Las localidades más septentrionales y sombrías de Alaska, cerca del Círculo Ártico, y la aparente inmunidad de sus habitantes fueron las claves del descubrimiento. Dos geólogos suizos quedaron petrificados cuando presenciaron una carrera de trineos con perros donde la línea de meta era, en realidad, un montón de mascarillas entrelazadas, mientras los niños y adultos presentes jaleaban libres de ellas. Desde entonces el mundo aprendió a convivir bajo el desamparado abrigo de la noche.

En Estados Unidos el presidente preguntó a sus asesores durante una rueda de prensa si había forma de tapar el Sol. «Estamos en ello» le respondieron con un sonoro carraspeo. Se prohibió toda iluminación, y los gobiernos dotaron a la ciudadanía de linternas que emitían sin riesgo un rayo de luz tenue, casi ultravioleta. El mundo que percibía la gente fue perdiendo sus tonalidades como un árbol deshojándose, y se abandonó a un crepúsculo con grietas de color violáceo. Tanto que la madre de Amaia desconocía el color de los ojos de su hija.

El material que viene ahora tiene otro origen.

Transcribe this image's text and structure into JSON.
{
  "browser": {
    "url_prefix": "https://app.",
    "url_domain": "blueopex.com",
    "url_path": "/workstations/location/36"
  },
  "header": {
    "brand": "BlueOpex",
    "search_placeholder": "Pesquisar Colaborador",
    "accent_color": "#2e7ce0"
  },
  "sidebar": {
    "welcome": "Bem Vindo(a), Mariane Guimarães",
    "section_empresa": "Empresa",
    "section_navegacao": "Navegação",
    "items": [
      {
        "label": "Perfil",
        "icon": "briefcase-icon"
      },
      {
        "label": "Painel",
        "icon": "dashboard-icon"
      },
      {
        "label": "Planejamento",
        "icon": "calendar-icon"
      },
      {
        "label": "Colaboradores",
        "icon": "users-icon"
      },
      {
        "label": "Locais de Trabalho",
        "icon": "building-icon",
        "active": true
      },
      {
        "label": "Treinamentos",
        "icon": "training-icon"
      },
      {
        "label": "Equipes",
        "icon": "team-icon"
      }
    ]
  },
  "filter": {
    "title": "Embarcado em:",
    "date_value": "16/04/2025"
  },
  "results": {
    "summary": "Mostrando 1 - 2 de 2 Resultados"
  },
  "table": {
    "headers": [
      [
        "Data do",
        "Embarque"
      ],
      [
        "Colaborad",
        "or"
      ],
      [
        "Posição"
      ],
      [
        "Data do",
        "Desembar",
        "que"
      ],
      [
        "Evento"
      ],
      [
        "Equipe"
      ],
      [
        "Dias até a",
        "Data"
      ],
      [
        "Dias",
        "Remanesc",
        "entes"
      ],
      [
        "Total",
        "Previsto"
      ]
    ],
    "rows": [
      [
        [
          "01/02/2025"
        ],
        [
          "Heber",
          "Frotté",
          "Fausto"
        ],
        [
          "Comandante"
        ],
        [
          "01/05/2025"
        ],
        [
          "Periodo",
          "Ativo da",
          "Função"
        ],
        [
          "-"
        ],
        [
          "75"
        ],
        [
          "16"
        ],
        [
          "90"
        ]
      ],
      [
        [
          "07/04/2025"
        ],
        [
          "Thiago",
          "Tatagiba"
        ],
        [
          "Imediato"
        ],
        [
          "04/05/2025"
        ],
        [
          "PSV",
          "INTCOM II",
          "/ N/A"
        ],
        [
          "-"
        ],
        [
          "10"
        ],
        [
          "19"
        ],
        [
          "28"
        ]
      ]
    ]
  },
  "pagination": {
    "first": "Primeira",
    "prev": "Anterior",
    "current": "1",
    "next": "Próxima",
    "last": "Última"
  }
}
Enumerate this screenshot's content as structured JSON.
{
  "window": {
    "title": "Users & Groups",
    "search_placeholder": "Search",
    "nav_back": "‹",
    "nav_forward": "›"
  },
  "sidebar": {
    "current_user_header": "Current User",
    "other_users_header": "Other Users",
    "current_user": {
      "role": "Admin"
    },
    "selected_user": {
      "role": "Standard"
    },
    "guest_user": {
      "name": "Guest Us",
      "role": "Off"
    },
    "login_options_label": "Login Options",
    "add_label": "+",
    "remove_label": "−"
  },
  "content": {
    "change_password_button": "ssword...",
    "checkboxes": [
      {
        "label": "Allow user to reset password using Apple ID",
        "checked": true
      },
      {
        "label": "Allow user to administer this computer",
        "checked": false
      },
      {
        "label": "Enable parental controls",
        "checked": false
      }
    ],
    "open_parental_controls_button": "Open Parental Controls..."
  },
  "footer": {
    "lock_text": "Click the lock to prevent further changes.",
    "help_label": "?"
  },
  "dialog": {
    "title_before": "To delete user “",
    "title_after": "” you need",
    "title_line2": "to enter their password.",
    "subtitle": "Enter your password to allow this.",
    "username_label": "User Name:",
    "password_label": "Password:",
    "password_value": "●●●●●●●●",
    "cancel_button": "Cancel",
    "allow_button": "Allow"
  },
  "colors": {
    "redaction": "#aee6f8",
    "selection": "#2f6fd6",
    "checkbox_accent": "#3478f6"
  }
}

Garbiñe cruzó la casa a oscuras y salió al pequeño balcón. Apoyada sobre la barandilla, con la mirada perdida en aquel océano de oscuridad, le gustaba recordar a los niños correteando entre las terrazas, el aroma a vino de las conversaciones y las carcajadas, y cómo el atardecer con su larga lengua anaranjada apagaba poco a poco el bullicio hasta meterlo de vuelta en los hogares. Como cada noche, la pálida luz violeta de su hijo salió del portal y se dirigió hacia la parada del autobús, y Garbiñe la siguió con atención. De pronto una segunda luz se encendió y fue al encuentro de la primera. Durante unos segundos ambas quedaron engullidas por la oscuridad, y después reaparecieron para continuar muy juntas hasta la parada, donde esperaron.

La mirada enigmática de su hijo rozó la mente de Garbiñe como una ráfaga. A su espalda escuchó a Amaia salir al balcón y agarrarse a su pierna. Ella se agachó para cogerla en brazos, y le señaló, sonriente, las dos luces violetas que iluminaban la noche.